The new Harris Academy building was a £31 million project. The new Harris Academy building was completed in early 2016, and the move from Menzieshill High School was completed by August 2016. The new building was officially opened by Deputy First Minister John Swinney on 7 December 2016.

When Harris Academy moved to Perth Road in 1931, a clock tower was built at the front of the original 1930s building. The new Harris Academy retained the clock tower that was put in storage during the construction of the new school building. The clock tower was renovated, painted and later retained on a platform at the eastern side of the school campus. The platform that the clock tower stands on was built from the foundations of the former games hall and the 1960s extension from the former Perth Road building.

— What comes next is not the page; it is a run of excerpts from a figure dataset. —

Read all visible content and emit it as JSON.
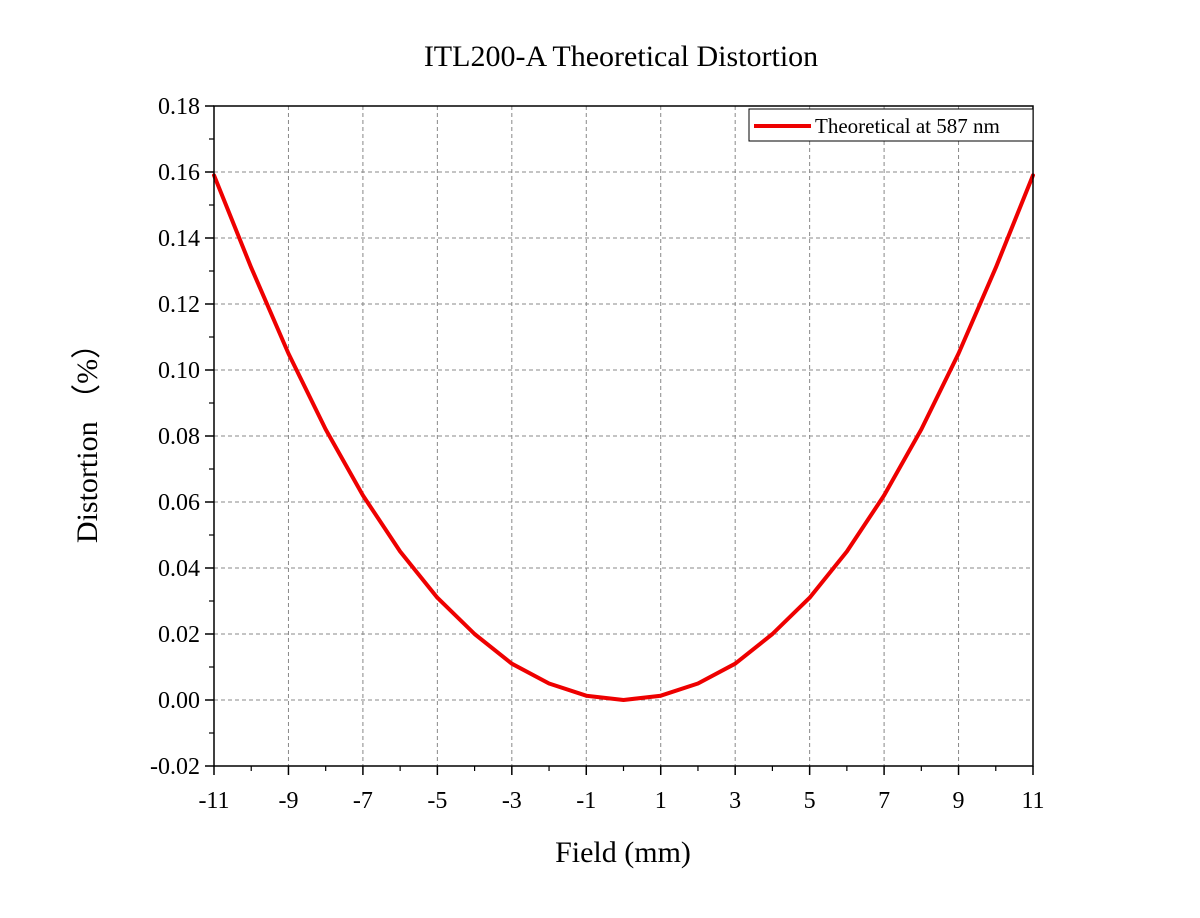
{
  "chart_data": {
    "type": "line",
    "title": "ITL200-A Theoretical Distortion",
    "xlabel": "Field (mm)",
    "ylabel": "Distortion （%）",
    "xlim": [
      -11,
      11
    ],
    "ylim": [
      -0.02,
      0.18
    ],
    "xticks": [
      -11,
      -9,
      -7,
      -5,
      -3,
      -1,
      1,
      3,
      5,
      7,
      9,
      11
    ],
    "xtick_labels": [
      "-11",
      "-9",
      "-7",
      "-5",
      "-3",
      "-1",
      "1",
      "3",
      "5",
      "7",
      "9",
      "11"
    ],
    "yticks": [
      -0.02,
      0,
      0.02,
      0.04,
      0.06,
      0.08,
      0.1,
      0.12,
      0.14,
      0.16,
      0.18
    ],
    "ytick_labels": [
      "-0.02",
      "0.00",
      "0.02",
      "0.04",
      "0.06",
      "0.08",
      "0.10",
      "0.12",
      "0.14",
      "0.16",
      "0.18"
    ],
    "grid": true,
    "legend_position": "top-right",
    "series": [
      {
        "name": "Theoretical at 587 nm",
        "color": "#ee0000",
        "x": [
          -11,
          -10,
          -9,
          -8,
          -7,
          -6,
          -5,
          -4,
          -3,
          -2,
          -1,
          0,
          1,
          2,
          3,
          4,
          5,
          6,
          7,
          8,
          9,
          10,
          11
        ],
        "values": [
          0.159,
          0.131,
          0.105,
          0.082,
          0.062,
          0.045,
          0.031,
          0.02,
          0.011,
          0.005,
          0.0013,
          0.0,
          0.0013,
          0.005,
          0.011,
          0.02,
          0.031,
          0.045,
          0.062,
          0.082,
          0.105,
          0.131,
          0.159
        ]
      }
    ]
  }
}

The original Harris Academy facade was built at the front of the original Perth Road building in 1931. The facade was built as a main entrance to the building from the 1930s until the 1960s when an extension with other entrances were built.

During the construction of the new Harris Academy, the facade was put in storage along with the clock tower and once the new building was completed, the original facade was retained at the reception area of the new school.

In 2021, an extension to the school was proposed which would be located at the rear of the main building which would have six extra classrooms, boosting the school's capacity from 1,300 to 1,500.

The proposals for an extension to the school came as a result of concern that the school would be overcapacity at the start of the 2023-24 school term. In August 2022, the proposals were approved and the extension is due to be built by the 2023-24 school term. The new extension opened on 20 November 2023.